L’essor de l’intelligence artificielle (IA) dans le secteur de la santé suscite à la fois enthousiasme et interrogations. Avant de pouvoir être déployées, ces nouvelles technologies, des outils de diagnostic du mélanome aux chatbots proposant des traitements, doivent obtenir l’aval de l’Agence australienne des produits thérapeutiques (TGA). Mais comment cette agence évalue-t-elle la sécurité et l’efficacité de ces systèmes complexes ?
Selon la TGA, l’IA relève de sa compétence dès lors qu’elle est destinée au diagnostic, à la prévention, à la surveillance, à la prédiction, au pronostic, au traitement ou à l’atténuation d’une maladie, d’une blessure ou d’un handicap. Elle est alors traitée et réglementée comme un dispositif médical, avec un processus d’approbation légèrement différent de celui des médicaments.
« Pour obtenir l’approbation d’un dispositif médical, un promoteur australien doit soumettre une demande à la TGA et fournir des preuves cliniques et autres preuves pertinentes démontrant que le produit est sûr et répond à l’usage prévu. Les bénéfices du modèle d’IA doivent contrebalancer tout effet indésirable et les risques doivent être minimisés », a déclaré un porte-parole de la TGA.
Le demandeur doit également détailler comment il compte assurer un suivi continu des performances du dispositif, et assumer la responsabilité du produit tout au long de son cycle de vie, y compris en cas de rappel. Pour les dispositifs médicaux connectés, des exigences strictes s’appliquent en matière de conception, de développement, de production, de tests, de maintenance, de cybersécurité et de gestion des données.
La TGA insiste notamment sur la nécessité pour les fabricants de surveiller en permanence les menaces en matière de cybersécurité, afin de prévenir toute interception ou compromission des données.
Le niveau de contrôle exercé par la TGA varie en fonction du niveau de risque associé au modèle d’IA. Les produits à faible risque peuvent faire l’objet d’une auto-certification par les fabricants, tandis que les produits à risque plus élevé nécessitent une évaluation indépendante de leur sécurité, de leurs performances et de leur fabrication.
L’agence peut également prendre en compte les approbations réglementaires délivrées par des organismes étrangers comparables, tels que la FDA américaine, Santé Canada ou les organismes notifiés européens. Le niveau de contrôle supplémentaire appliqué aux produits déjà approuvés à l’étranger dépendra du risque et des « exigences ou préoccupations spécifiques à l’Australie ».

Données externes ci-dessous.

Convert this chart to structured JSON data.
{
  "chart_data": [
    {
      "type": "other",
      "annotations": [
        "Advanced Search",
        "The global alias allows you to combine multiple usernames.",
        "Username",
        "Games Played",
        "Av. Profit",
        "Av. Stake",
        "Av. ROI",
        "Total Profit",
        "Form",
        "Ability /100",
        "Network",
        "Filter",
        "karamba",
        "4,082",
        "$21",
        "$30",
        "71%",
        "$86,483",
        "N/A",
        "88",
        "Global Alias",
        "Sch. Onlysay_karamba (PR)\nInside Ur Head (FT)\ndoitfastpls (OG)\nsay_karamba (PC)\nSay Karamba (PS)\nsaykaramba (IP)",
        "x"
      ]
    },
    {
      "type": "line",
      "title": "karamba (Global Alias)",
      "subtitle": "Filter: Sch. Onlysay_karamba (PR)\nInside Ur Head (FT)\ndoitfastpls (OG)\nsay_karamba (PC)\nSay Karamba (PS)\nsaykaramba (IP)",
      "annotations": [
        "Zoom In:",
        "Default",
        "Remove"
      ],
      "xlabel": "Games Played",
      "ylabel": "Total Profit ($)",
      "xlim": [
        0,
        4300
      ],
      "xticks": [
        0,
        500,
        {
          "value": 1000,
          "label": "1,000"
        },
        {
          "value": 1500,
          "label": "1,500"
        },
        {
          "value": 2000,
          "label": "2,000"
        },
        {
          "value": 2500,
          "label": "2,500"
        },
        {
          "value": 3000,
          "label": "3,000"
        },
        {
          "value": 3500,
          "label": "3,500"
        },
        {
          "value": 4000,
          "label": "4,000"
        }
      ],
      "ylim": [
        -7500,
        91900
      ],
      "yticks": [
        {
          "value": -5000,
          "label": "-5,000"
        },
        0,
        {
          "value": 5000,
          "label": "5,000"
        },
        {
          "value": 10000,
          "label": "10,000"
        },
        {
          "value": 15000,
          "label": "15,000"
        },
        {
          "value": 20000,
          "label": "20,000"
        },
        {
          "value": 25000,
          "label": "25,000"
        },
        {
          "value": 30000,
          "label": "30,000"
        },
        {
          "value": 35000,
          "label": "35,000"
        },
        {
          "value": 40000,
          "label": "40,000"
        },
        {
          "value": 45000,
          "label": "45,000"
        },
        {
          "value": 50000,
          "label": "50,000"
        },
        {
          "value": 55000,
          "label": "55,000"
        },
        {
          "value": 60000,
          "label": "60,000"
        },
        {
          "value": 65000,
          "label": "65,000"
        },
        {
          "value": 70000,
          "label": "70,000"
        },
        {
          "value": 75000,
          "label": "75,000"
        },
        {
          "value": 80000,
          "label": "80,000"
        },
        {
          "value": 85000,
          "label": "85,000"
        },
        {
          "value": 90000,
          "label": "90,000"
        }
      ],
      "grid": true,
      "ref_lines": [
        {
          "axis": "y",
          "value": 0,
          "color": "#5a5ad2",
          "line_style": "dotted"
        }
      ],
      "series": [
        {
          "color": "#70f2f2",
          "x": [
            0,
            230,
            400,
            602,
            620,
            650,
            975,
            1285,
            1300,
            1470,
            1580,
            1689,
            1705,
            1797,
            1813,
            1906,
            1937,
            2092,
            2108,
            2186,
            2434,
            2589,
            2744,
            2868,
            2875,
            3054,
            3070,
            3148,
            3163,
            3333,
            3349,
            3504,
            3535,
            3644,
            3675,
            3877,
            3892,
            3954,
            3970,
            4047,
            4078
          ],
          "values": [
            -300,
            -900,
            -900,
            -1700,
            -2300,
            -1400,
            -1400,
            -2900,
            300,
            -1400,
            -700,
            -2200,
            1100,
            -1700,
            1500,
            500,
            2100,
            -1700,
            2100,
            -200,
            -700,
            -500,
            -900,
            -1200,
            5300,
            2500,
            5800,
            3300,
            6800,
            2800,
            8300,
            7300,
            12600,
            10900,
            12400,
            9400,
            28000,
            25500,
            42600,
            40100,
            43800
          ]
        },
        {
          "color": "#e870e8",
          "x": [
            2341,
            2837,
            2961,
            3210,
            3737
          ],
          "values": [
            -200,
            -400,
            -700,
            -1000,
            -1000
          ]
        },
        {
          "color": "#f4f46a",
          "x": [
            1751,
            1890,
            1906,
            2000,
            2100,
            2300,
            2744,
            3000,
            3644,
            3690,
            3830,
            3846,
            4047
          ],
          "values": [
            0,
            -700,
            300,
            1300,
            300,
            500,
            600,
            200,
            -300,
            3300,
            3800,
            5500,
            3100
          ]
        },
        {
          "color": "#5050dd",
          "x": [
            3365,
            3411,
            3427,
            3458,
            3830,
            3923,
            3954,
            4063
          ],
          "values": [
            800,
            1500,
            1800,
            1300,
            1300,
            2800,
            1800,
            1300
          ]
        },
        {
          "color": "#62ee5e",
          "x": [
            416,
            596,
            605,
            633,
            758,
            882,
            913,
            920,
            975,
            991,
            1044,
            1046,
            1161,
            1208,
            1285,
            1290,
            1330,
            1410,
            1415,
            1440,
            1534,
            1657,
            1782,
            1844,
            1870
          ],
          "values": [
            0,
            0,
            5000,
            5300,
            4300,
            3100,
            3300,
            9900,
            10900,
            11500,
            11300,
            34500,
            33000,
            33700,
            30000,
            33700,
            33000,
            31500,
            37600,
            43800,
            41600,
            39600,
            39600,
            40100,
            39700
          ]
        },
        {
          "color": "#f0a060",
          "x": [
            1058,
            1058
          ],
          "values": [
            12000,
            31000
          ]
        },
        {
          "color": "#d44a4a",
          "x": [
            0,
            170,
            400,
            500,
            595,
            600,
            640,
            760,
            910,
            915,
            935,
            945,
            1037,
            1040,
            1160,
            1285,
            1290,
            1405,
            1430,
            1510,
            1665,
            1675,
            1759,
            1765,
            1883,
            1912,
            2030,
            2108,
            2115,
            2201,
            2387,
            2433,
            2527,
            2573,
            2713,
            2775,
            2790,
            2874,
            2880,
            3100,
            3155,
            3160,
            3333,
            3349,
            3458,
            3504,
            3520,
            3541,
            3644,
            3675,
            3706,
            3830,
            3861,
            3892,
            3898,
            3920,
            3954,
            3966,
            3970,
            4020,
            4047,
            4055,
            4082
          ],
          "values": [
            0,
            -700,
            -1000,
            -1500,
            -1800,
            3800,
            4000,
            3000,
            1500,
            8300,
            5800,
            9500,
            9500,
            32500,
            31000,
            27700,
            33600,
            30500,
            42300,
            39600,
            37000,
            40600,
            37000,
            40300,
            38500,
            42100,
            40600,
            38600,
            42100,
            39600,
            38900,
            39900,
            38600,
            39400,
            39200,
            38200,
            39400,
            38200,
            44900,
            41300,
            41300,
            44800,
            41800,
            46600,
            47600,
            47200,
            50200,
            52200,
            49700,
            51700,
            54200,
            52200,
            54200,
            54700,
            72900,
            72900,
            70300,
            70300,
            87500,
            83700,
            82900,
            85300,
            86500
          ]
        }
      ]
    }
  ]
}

« Nous accordons une attention particulière aux logiciels et aux IA à haut risque susceptibles de causer des dommages en fournissant des informations inexactes aux patients et aux professionnels de santé », précise la TGA.
Les obligations post-commercialisation sont particulièrement importantes pour les modèles d’IA. Les promoteurs doivent démontrer leur capacité à gérer les risques et les biais involontaires, la dégradation des performances et l’utilisation du système à des fins non spécifiées par le développeur. Ils doivent également signaler les événements indésirables et se conformer aux procédures de rappel en cas de problème, en informant immédiatement les utilisateurs et en suivant les instructions de la TGA.
La TGA se réserve également le droit de mener des examens ou des enquêtes post-commercialisation à tout moment, en analysant notamment la conception de l’algorithme, la méthodologie de formation et de test, ainsi que l’exactitude, la sensibilité et la spécificité du modèle.
Il est important de souligner que la TGA ne dicte pas le choix des technologies aux établissements de santé. Cette décision relève de la responsabilité des dirigeants hospitaliers et des professionnels de santé. La Commission australienne sur la sécurité et la qualité des soins de santé recommande que l’IA réponde à un besoin clair, s’intègre au flux de travail existant et offre des avantages supérieurs aux risques potentiels, notamment en termes de biais et d’inéquité.
L’approbation de la TGA n’est donc pas une garantie absolue. Les professionnels de santé doivent exercer leur propre jugement et s’assurer de la pertinence et de la sécurité de l’IA avant de l’intégrer à leur pratique. L’Agence australienne de réglementation des praticiens de la santé rappelle que « l’approbation d’un outil ne modifie pas la responsabilité d’un praticien d’appliquer la surveillance et le jugement humains à son utilisation de l’IA ».
Enfin, l’utilisation de l’IA soulève des questions éthiques qui ne sont pas résolues par une simple approbation réglementaire. Les professionnels de santé doivent être transparents envers leurs patients quant à l’utilisation de l’IA et obtenir leur consentement éclairé.